The 37th pick in the 2009 Draft by the Spurs didn't waste any time gobbling up real estate and rebounds Sunday afternoon, throwing his 265 pounds (and considerable backside) around as soon as he checked into his first Summer League game.
A jumper from one of his new teammates went up and Blair made a beeline for the paint. Clearing room against a taller New Orleans defender, the 6-foot-7 Blair snatched the rebound and went back up. He missed but got it back before muscling the ball in.
"You cannot teach space," Spurs assistant and Summer League coach Don Newman said. "He's a space eater. He knows how to take it up, he knows how to hold his space and he's a physical guy by nature.
"He's going to get accustomed to how the game is called and those things will come, but one thing you don't want to do is back him off. You want to play like he plays. He'll continue to take that space."
Blair hadn't even broken a sweat and he began to fill up the box score. In five first-quarter minutes, the Pitt product had five points and five boards. The line after Blair's first pro game read 13 points and 10 rebounds, including three offensive, in 22 minutes.
"I'm not here to score, I'm here to play," he said. "I've been going a good job of preparing myself to come in and rebound, and I feel good. I think I played good.
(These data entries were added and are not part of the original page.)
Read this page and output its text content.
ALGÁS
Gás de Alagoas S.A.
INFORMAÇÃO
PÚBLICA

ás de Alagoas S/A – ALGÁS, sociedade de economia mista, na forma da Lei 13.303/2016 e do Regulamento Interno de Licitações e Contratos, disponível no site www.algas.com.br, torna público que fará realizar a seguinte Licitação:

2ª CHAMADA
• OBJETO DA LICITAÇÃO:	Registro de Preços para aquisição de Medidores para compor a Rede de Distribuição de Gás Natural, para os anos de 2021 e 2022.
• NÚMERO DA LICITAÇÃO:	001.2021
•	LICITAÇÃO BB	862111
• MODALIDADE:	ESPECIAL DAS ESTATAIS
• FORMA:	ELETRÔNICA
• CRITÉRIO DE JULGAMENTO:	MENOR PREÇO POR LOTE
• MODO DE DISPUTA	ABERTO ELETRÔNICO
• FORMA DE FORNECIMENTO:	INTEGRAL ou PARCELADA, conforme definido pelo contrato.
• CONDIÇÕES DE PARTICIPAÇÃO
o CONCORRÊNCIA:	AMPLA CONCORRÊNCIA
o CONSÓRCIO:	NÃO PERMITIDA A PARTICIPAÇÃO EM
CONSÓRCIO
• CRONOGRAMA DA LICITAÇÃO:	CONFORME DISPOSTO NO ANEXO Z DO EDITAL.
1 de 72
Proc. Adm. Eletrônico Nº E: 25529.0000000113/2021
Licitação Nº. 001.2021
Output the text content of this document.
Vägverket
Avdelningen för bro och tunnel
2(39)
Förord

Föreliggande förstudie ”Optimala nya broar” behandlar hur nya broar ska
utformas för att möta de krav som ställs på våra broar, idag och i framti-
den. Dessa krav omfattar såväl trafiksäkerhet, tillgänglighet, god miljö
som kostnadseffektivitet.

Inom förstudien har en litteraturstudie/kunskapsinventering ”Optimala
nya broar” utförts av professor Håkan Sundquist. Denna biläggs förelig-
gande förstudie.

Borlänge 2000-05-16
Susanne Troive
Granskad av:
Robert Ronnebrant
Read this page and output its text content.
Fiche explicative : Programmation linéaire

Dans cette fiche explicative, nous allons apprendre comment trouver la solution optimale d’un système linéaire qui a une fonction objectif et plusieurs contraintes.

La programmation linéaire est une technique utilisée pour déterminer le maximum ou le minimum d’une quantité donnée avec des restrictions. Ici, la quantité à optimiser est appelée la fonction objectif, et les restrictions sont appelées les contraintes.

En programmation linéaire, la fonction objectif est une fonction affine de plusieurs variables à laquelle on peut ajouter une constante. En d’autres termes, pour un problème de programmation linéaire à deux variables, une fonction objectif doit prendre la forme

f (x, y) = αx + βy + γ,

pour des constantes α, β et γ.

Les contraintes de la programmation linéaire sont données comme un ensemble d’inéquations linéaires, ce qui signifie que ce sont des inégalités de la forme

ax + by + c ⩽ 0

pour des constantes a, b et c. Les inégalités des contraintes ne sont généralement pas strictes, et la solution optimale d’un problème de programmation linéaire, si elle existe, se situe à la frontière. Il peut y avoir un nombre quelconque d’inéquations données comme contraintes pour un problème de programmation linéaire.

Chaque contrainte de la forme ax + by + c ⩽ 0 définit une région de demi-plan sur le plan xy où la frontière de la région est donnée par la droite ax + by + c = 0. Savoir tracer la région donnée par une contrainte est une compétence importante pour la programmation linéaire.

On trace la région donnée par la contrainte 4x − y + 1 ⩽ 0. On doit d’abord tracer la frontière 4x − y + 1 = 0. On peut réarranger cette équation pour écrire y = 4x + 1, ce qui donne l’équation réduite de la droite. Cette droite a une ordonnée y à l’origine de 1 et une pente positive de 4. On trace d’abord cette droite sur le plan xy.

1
I went out there to rebound. The points just happened."
Blair just happened to fall in the Spurs' lap. Projected by many as a possible lottery-worthy talent after deciding to leave school as a sophomore, knee concerns sent Blain spiraling out of the first round. Specifically, he's missing the ACL in both knees.
An MRI done during the scouting combine in Chicago revealed the unique condition. Blair had surgeries to repair both ACLs in high school and hasn't had any issues since. He doesn't play with a brace on either knee and, if not for the test, wouldn't give the situation a second thought.
"I'm not worried about that," he said. "The knee problems are over."
Twenty-nine other teams felt differently about his medical prospects. As much as San Antonio is credited for pulling off a Draft steal, picking Blair was a no-brainer. General manager R.C. Buford admitted as much, adding that the team never expected the Big East player of the year to still be on the board seven picks into the second round.
Blair has found himself in the enviable spot of joining a title contender that had a need for frontcourt bulk behind Tim Duncan. Along with the recent signing of Antonio McDyess, Blair will be playing behind and learning from two of the premier power forwards of the last decade-plus.
"It doesn't matter what happened in the Draft," Blair said. "I went when I went and I ended up being on a team with great players, great coaches and great fans. I'm not complaining about it."